Starting just before World War I, Parade’s End follows Christopher Tietjens’ (Benedict Cumberbatch) relationship with his intoxicating although wandering wife and a young suffragette.
Throughout the mini series, Sylvia Tietjens steps out in stunner after stunner, so much so that the costume designer won an Emmy and a BAFTA.
2. Mad Men
Set in the 1960s, Don Draper works in a New York Advertising firm. The show follows the storyteller’s professional and personal struggles, and his attempts to make meaning in life.
While we all want to raid the closets of Joan Harris, Betty Draper and Jane Sterling, even secondary characters frequently step out in pause-worthy outfits.
Peaky Blinders follows the rise of crime boss Thomas Shelby, his relationship with his family and his attempts to legitimise his business.

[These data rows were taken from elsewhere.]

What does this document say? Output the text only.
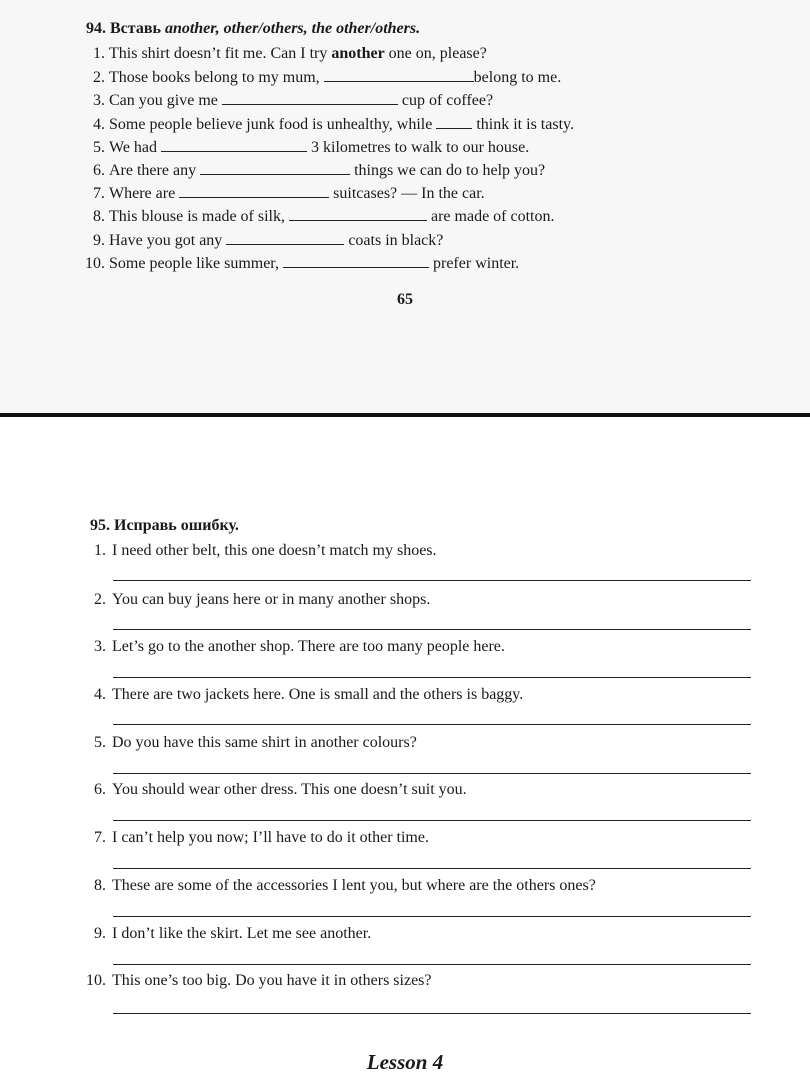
94. Вставь another, other/others, the other/others.
1. This shirt doesn’t fit me. Can I try another one on, please?
2. Those books belong to my mum,	belong to me.
3. Can you give me	cup of coffee?
4. Some people believe junk food is unhealthy, while  think it is tasty.
5. We had	3 kilometres to walk to our house.
6. Are there any	things we can do to help you?
7. Where are	suitcases? — In the car.
8. This blouse is made of silk,	are made of cotton.
9. Have you got any	coats in black?
10. Some people like summer,	prefer winter.
65
95. Исправь ошибку.
1. I need other belt, this one doesn’t match my shoes.
2. You can buy jeans here or in many another shops.
3. Let’s go to the another shop. There are too many people here.
4. There are two jackets here. One is small and the others is baggy.
5. Do you have this same shirt in another colours?
6. You should wear other dress. This one doesn’t suit you.
7. I can’t help you now; I’ll have to do it other time.
8. These are some of the accessories I lent you, but where are the others ones?
9. I don’t like the skirt. Let me see another.
10. This one’s too big. Do you have it in others sizes?
Lesson 4
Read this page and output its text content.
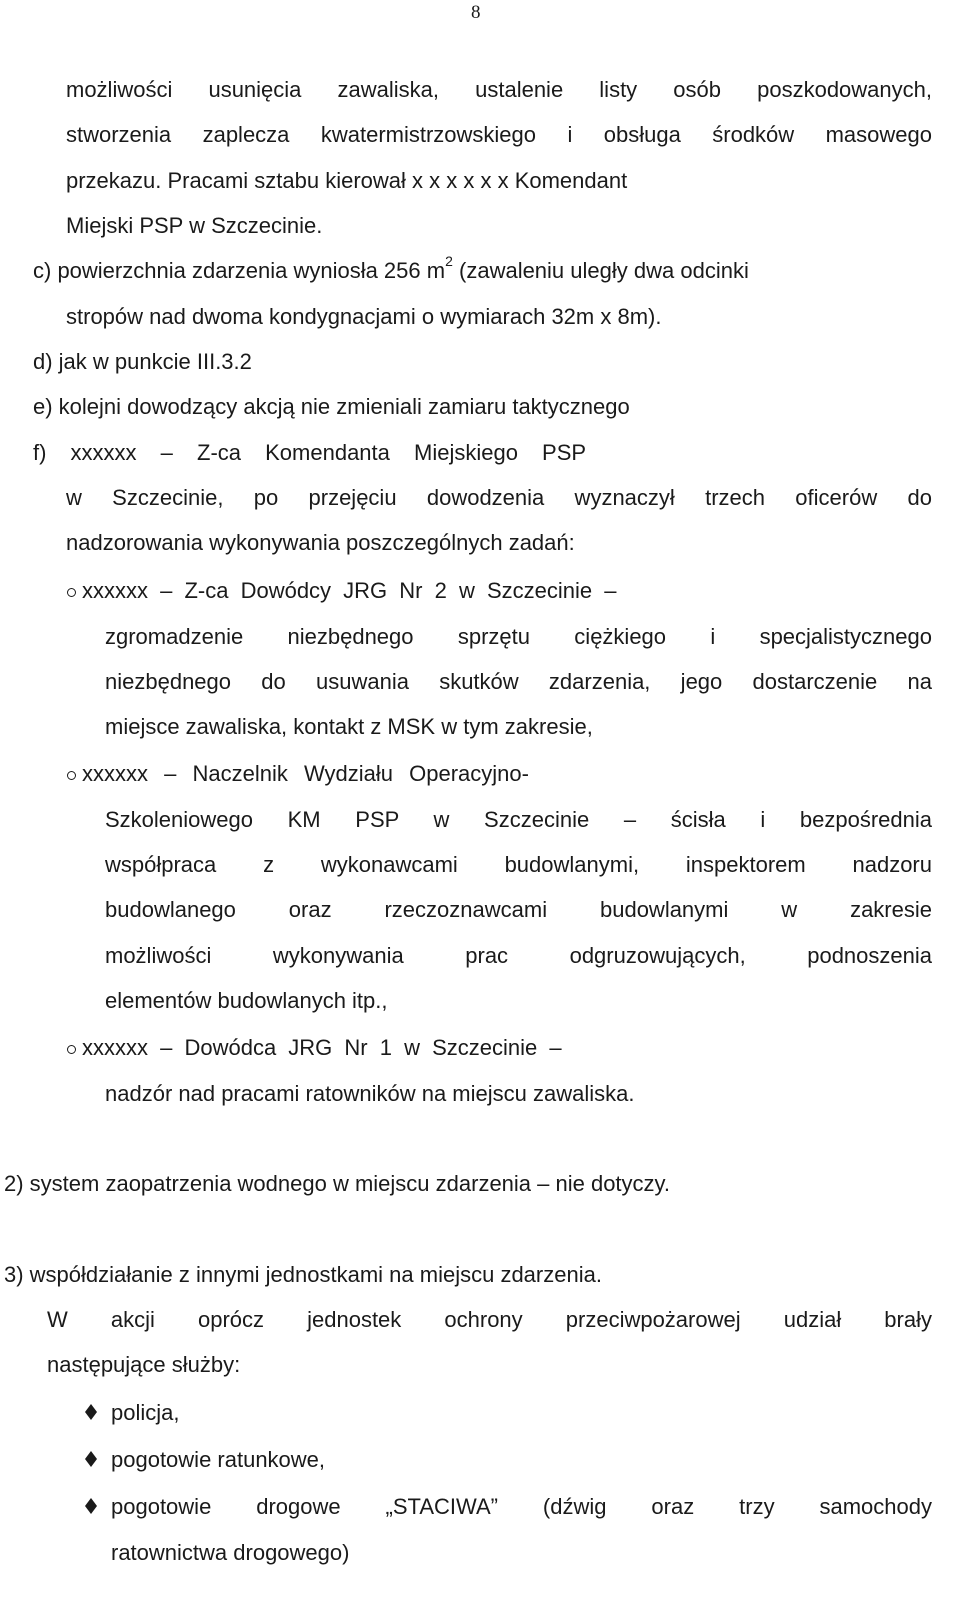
8
możliwości usunięcia zawaliska, ustalenie listy osób poszkodowanych,
stworzenia zaplecza kwatermistrzowskiego i obsługa środków masowego
przekazu. Pracami sztabu kierował x x x x x x Komendant
Miejski PSP w Szczecinie.
c) powierzchnia zdarzenia wyniosła 256 $m^2$ (zawaleniu uległy dwa odcinki
stropów nad dwoma kondygnacjami o wymiarach 32m x 8m).
d) jak w punkcie III.3.2
e) kolejni dowodzący akcją nie zmieniali zamiaru taktycznego
f) xxxxxx – Z-ca Komendanta Miejskiego PSP
w Szczecinie, po przejęciu dowodzenia wyznaczył trzech oficerów do
nadzorowania wykonywania poszczególnych zadań:
xxxxxx – Z-ca Dowódcy JRG Nr 2 w Szczecinie –
zgromadzenie niezbędnego sprzętu ciężkiego i specjalistycznego
niezbędnego do usuwania skutków zdarzenia, jego dostarczenie na
miejsce zawaliska, kontakt z MSK w tym zakresie,
xxxxxx – Naczelnik Wydziału Operacyjno-
Szkoleniowego KM PSP w Szczecinie – ścisła i bezpośrednia
współpraca z wykonawcami budowlanymi, inspektorem nadzoru
budowlanego oraz rzeczoznawcami budowlanymi w zakresie
możliwości wykonywania prac odgruzowujących, podnoszenia
elementów budowlanych itp.,
xxxxxx – Dowódca JRG Nr 1 w Szczecinie –
nadzór nad pracami ratowników na miejscu zawaliska.
2) system zaopatrzenia wodnego w miejscu zdarzenia – nie dotyczy.
3) współdziałanie z innymi jednostkami na miejscu zdarzenia.
W akcji oprócz jednostek ochrony przeciwpożarowej udział brały
następujące służby:
policja,
pogotowie ratunkowe,
pogotowie drogowe „STACIWA” (dźwig oraz trzy samochody
ratownictwa drogowego)
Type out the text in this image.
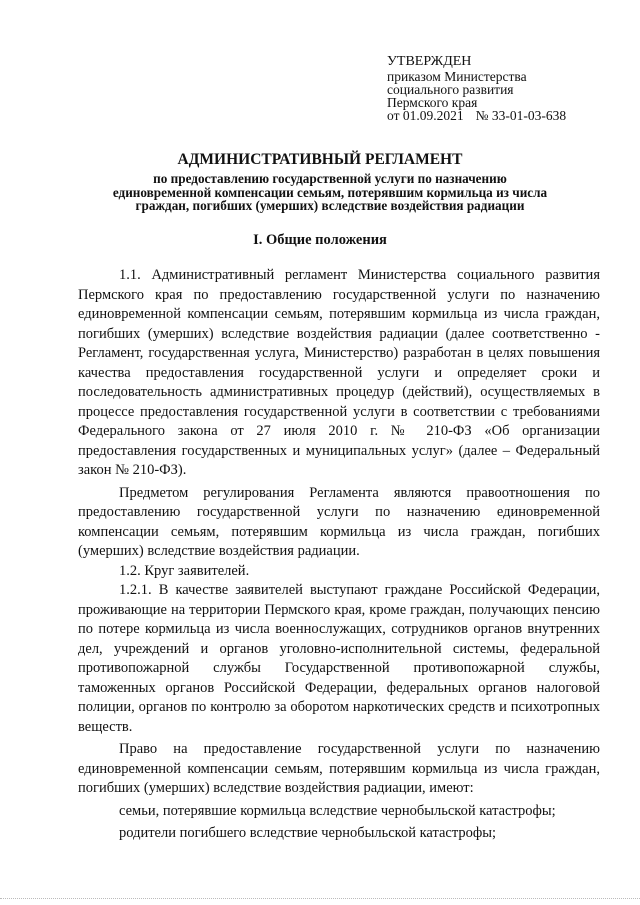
УТВЕРЖДЕН
приказом Министерства
социального развития
Пермского края
от 01.09.2021 № 33-01-03-638
АДМИНИСТРАТИВНЫЙ РЕГЛАМЕНТ
по предоставлению государственной услуги по назначению
единовременной компенсации семьям, потерявшим кормильца из числа
граждан, погибших (умерших) вследствие воздействия радиации
I. Общие положения

1.1. Административный регламент Министерства социального развития Пермского края по предоставлению государственной услуги по назначению единовременной компенсации семьям, потерявшим кормильца из числа граждан, погибших (умерших) вследствие воздействия радиации (далее соответственно - Регламент, государственная услуга, Министерство) разработан в целях повышения качества предоставления государственной услуги и определяет сроки и последовательность административных процедур (действий), осуществляемых в процессе предоставления государственной услуги в соответствии с требованиями Федерального закона от 27 июля 2010 г. № 210-ФЗ «Об организации предоставления государственных и муниципальных услуг» (далее – Федеральный закон № 210-ФЗ).

Предметом регулирования Регламента являются правоотношения по предоставлению государственной услуги по назначению единовременной компенсации семьям, потерявшим кормильца из числа граждан, погибших (умерших) вследствие воздействия радиации.

1.2. Круг заявителей.

1.2.1. В качестве заявителей выступают граждане Российской Федерации, проживающие на территории Пермского края, кроме граждан, получающих пенсию по потере кормильца из числа военнослужащих, сотрудников органов внутренних дел, учреждений и органов уголовно-исполнительной системы, федеральной противопожарной службы Государственной противопожарной службы, таможенных органов Российской Федерации, федеральных органов налоговой полиции, органов по контролю за оборотом наркотических средств и психотропных веществ.

Право на предоставление государственной услуги по назначению единовременной компенсации семьям, потерявшим кормильца из числа граждан, погибших (умерших) вследствие воздействия радиации, имеют:

семьи, потерявшие кормильца вследствие чернобыльской катастрофы;

родители погибшего вследствие чернобыльской катастрофы;
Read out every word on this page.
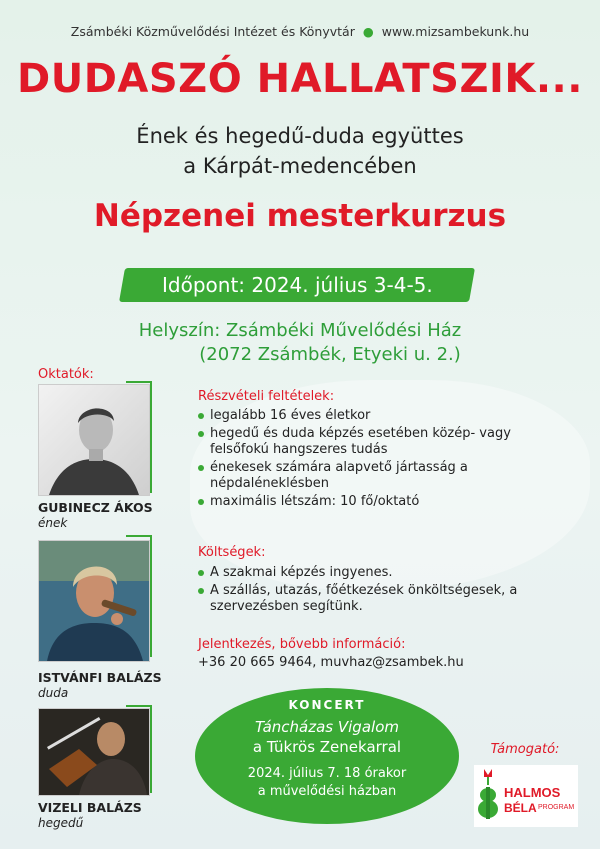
Zsámbéki Közművelődési Intézet és Könyvtár ● www.mizsambekunk.hu
DUDASZÓ HALLATSZIK...
Ének és hegedű-duda együttes
a Kárpát-medencében
Népzenei mesterkurzus
Időpont: 2024. július 3-4-5.
Helyszín: Zsámbéki Művelődési Ház
(2072 Zsámbék, Etyeki u. 2.)
Oktatók:
GUBINECZ ÁKOS
ének
ISTVÁNFI BALÁZS
duda
VIZELI BALÁZS
hegedű
Részvételi feltételek:
legalább 16 éves életkor
hegedű és duda képzés esetében közép- vagy felsőfokú hangszeres tudás
énekesek számára alapvető jártasság a népdaléneklésben
maximális létszám: 10 fő/oktató
Költségek:
A szakmai képzés ingyenes.
A szállás, utazás, főétkezések önköltségesek, a szervezésben segítünk.
Jelentkezés, bővebb információ:
+36 20 665 9464, muvhaz@zsambek.hu
KONCERT
Táncházas Vigalom
a Tükrös Zenekarral
2024. július 7. 18 órakor
a művelődési házban
Támogató:
HALMOS
BÉLA PROGRAM
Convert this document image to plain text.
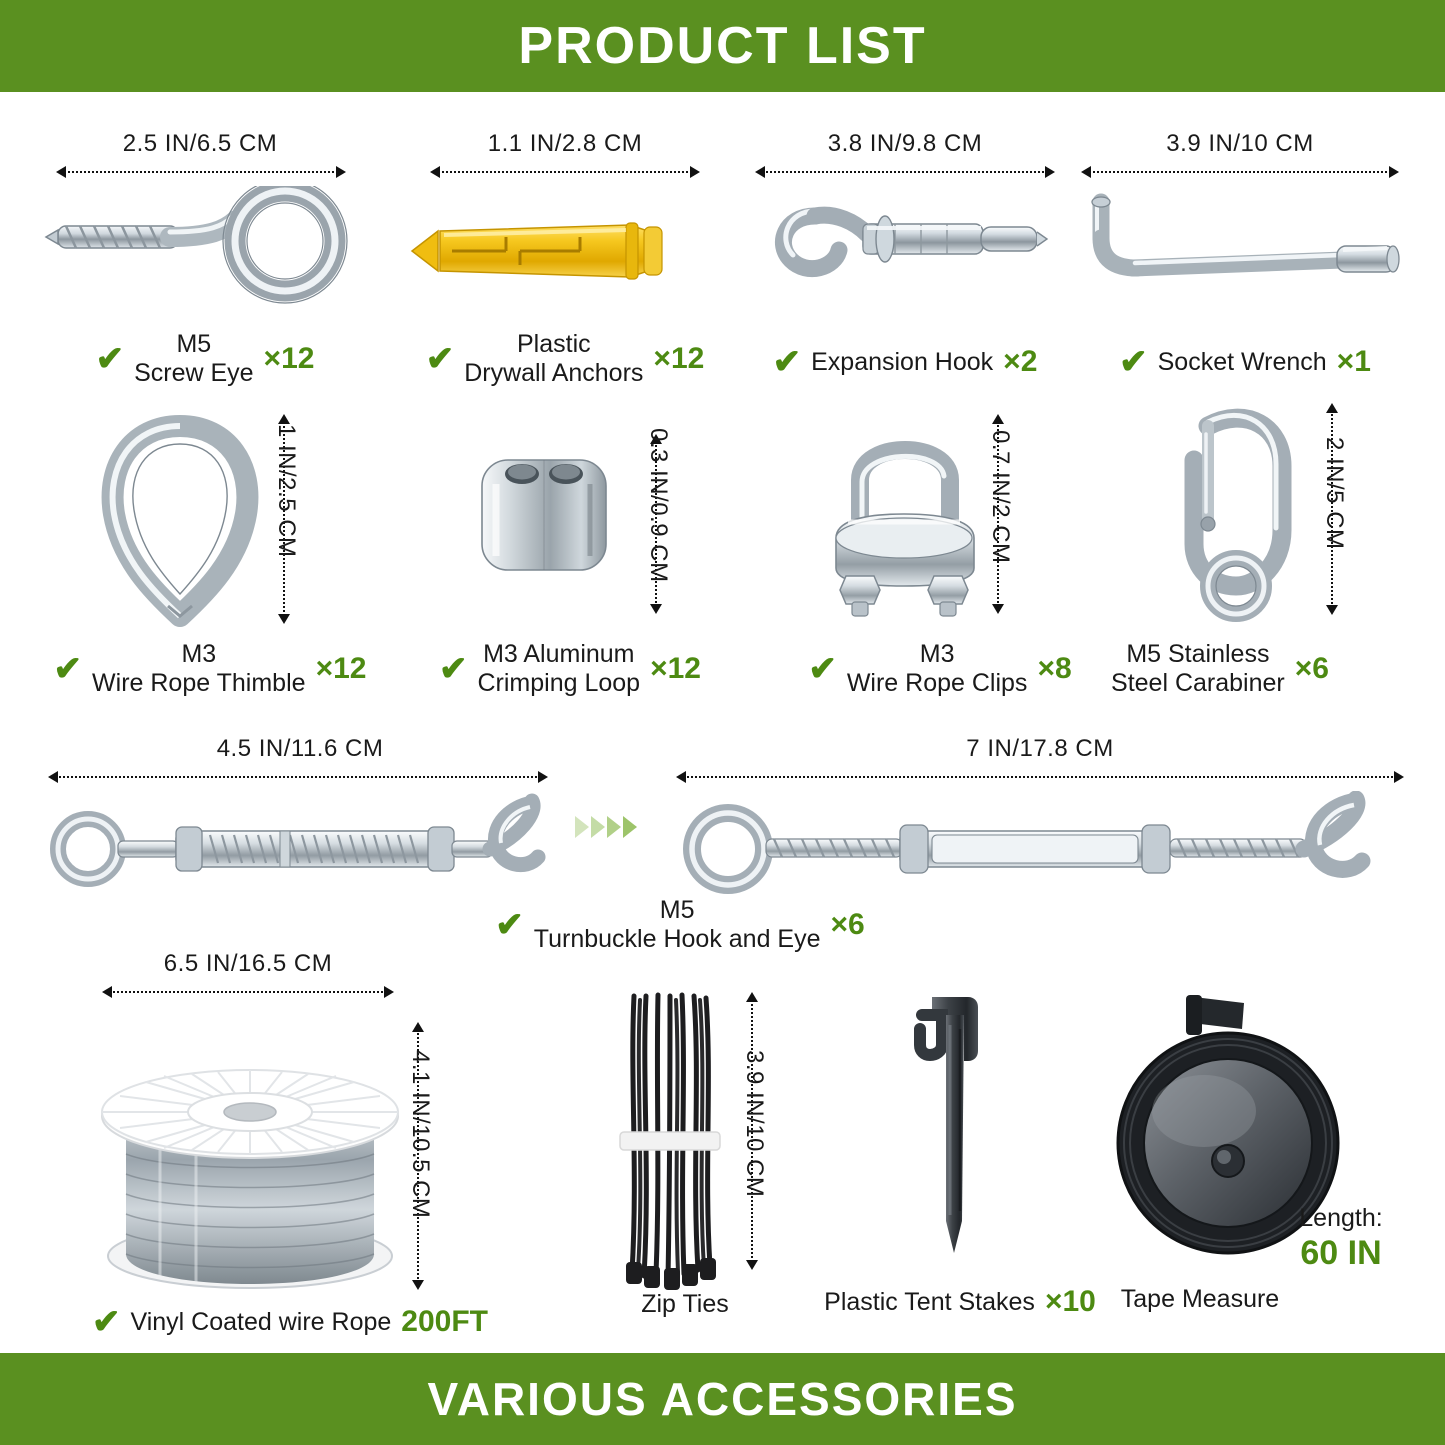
PRODUCT LIST
2.5 IN/6.5 CM
✔	M5
Screw Eye ×12
1.1 IN/2.8 CM
✔	Plastic
Drywall Anchors ×12
3.8 IN/9.8 CM
✔ Expansion Hook ×2
3.9 IN/10 CM
✔ Socket Wrench ×1
1 IN/2.5 CM
✔	M3
Wire Rope Thimble ×12
0.3 IN/0.9 CM
✔ M3 Aluminum
Crimping Loop ×12
0.7 IN/2 CM
✔	M3
Wire Rope Clips ×8
2 IN/5 CM
M5 Stainless
Steel Carabiner ×6
4.5 IN/11.6 CM	7 IN/17.8 CM
✔	M5
Turnbuckle Hook and Eye ×6
6.5 IN/16.5 CM
4.1 IN/10.5 CM
✔ Vinyl Coated wire Rope 200FT
3.9 IN/10 CM
Zip Ties	Plastic Tent Stakes ×10
Length:
60 IN
Tape Measure
VARIOUS ACCESSORIES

The men’s tailored suits are the star of the show but without giving too much away, keep an eye out for the traditional wedding dress and also the lilac one. The women going on strike is also a powerful moment. We can all only hope to have buttoned up coats for similarly dramatic exits!
4. The Crown
The Crown sees the England’s royal family rebrand themselves again through a cinematically stunning Netflix show. There is a stark contrast between the day event wear and the rich ceremonial costumes. The aim of the show appears to be to present the monarch as a person uncomfortable with the power and pomp of being queen, and so wears more ordinary outfits. Handily enough, princess Margaret’s tangly love life and narrative allows for more extravagance.
This show follows a group of young midwives in East London and at the rollout of the NHS. The series continues through with the regeneration of the area and touches upon poverty, family planning, discrimination and exclusion.
Although not a costume drama, the nuns’ habits and the nurses’ uniforms give pangs of nostalgia and familiarity a few episodes in. Trixie’s style is also most influenced by the decade and changes throughout the series to indicate the new eras.